Além disso, existe uma relação entre desarmamento e desenvolvimento. Com efeito, os ingentes recursos materiais e humanos empregados para as despesas militares e para os armamentos são desviados dos projetos de desenvolvimento dos povos, especialmente dos mais pobres e necessitados de ajuda. E isto vai contra quanto afirma a própria Carta das Nações Unidas, que empenha a comunidade internacional, e de modo particular os Estados, a “promover o estabelecimento e a manutenção da paz e da segurança internacional com o mínimo dispêndio de recursos humanos e economicos mundiais para os armamentos” (art. 26). Com efeito, em 1964 já Paulo VI pedia aos Estados que reduzissem a despesa militar para os armamentos e, com os recursos assim poupados, criassem um fundo mundial para destinar a projetos de desenvolvimento das pessoas e dos povos mais pobres e necessitados (cf. Mensagem ao mundo, confiada aos jornalistas, 4 de Dezembro de 1964). Porém, o que se está a verificar é que a produção e o comércio das armas estão em contínuo crescimento e começam a assumir um papel-chave na economia mundial. […] Portanto, renovo o apelo a fim de que os Estados reduzam a despesa militar para os armamentos e tomem em séria consideração a ideia de criar um fundo mundial a destinar a projetos de desenvolvimento pacífico dos povos.
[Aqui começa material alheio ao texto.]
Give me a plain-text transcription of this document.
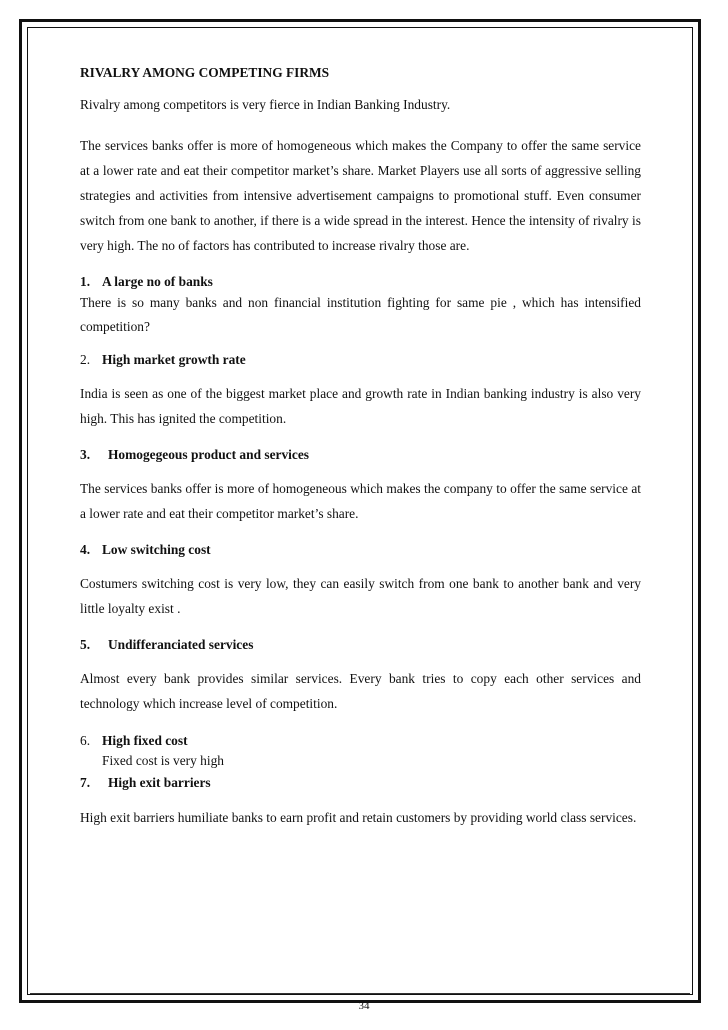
RIVALRY AMONG COMPETING FIRMS

Rivalry among competitors is very fierce in Indian Banking Industry.

The services banks offer is more of homogeneous which makes the Company to offer the same service at a lower rate and eat their competitor market’s share. Market Players use all sorts of aggressive selling strategies and activities from intensive advertisement campaigns to promotional stuff. Even consumer switch from one bank to another, if there is a wide spread in the interest. Hence the intensity of rivalry is very high. The no of factors has contributed to increase rivalry those are.

1. A large no of banks

There is so many banks and non financial institution fighting for same pie , which has intensified competition?

2. High market growth rate

India is seen as one of the biggest market place and growth rate in Indian banking industry is also very high. This has ignited the competition.

3. Homogegeous product and services

The services banks offer is more of homogeneous which makes the company to offer the same service at a lower rate and eat their competitor market’s share.

4. Low switching cost

Costumers switching cost is very low, they can easily switch from one bank to another bank and very little loyalty exist .

5. Undifferanciated services

Almost every bank provides similar services. Every bank tries to copy each other services and technology which increase level of competition.

6. High fixed cost
Fixed cost is very high
7. High exit barriers

High exit barriers humiliate banks to earn profit and retain customers by providing world class services.

34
Existe igualmente uma estreita relação entre o desenvolvimento e a paz, num dúplice sentido. De fato, podem haver guerras desencadeadas por graves violações dos direitos humanos, pela injustiça e pela miséria, mas não se pode descuidar o risco de verdadeiras e próprias “guerras do bem-estar”, ou seja, causadas pela vontade de ampliar ou conservar o domínio economico em detrimento dos outros. O simples bem-estar material, sem um coerente DESENVOLVIMENTO MORAL e ESPIRITUAL, pode obcecar de tal modo o homem, a ponto de o impelir a matar o próprio irmão (cf. Tg 4, 1 ss.). Hoje, de maneira ainda mais urgente do que no passado, é necessária uma decidida opção da comunidade internacional a favor da paz. No plano financeiro, é preciso esforçar-se a fim de que a economia seja orientada para o serviço da pessoa humana e para a solidariedade e não só para o lucro. No plano jurídico, os ESTADOS são chamados a renovar o seu compromisso, de modo particular no respeito pelos tratados internacionais em vigor sobre o DESARMAMENTO e o CONTROLE de TODOS os tipos de armas, assim como pela ratificação e a consequente entrada em vigor dos instrumentos já adotados, como o Tratado sobre a proibição geral dos testes nucleares, e pelo bom êxito das negociações atualmente em ato, como aquelas sobre a proibição das munições-cacho, sobre o comércio de armas CONVENCIONAIS ou sobre o material físsil. Enfim, são necessários todos os esforços contra a proliferação das armas ligeiras e de PEQUENO calibre, que alimentam as guerras locais e a violência URBANA, matando demasiadas pessoas todos os dias no mundo inteiro.
[…]
Neste sentido, permanece sempre válido o magistério do Beato Papa João XXIII, que indicou com clareza o objetivo de um desarmamento integral, afirmando: “A renúncia aos armamentos para finalidades bélicas, a sua redução efetiva e, com maior razão, a sua eliminação seriam praticamente impossíveis, se ao mesmo tempo não se procedesse a um desarmamento integral, atingindo o próprio espírito e trabalhando sinceramente para dissolver nele a psicose de uma possível guerra” (cf. Carta Encíclica Pacem in terris, 113).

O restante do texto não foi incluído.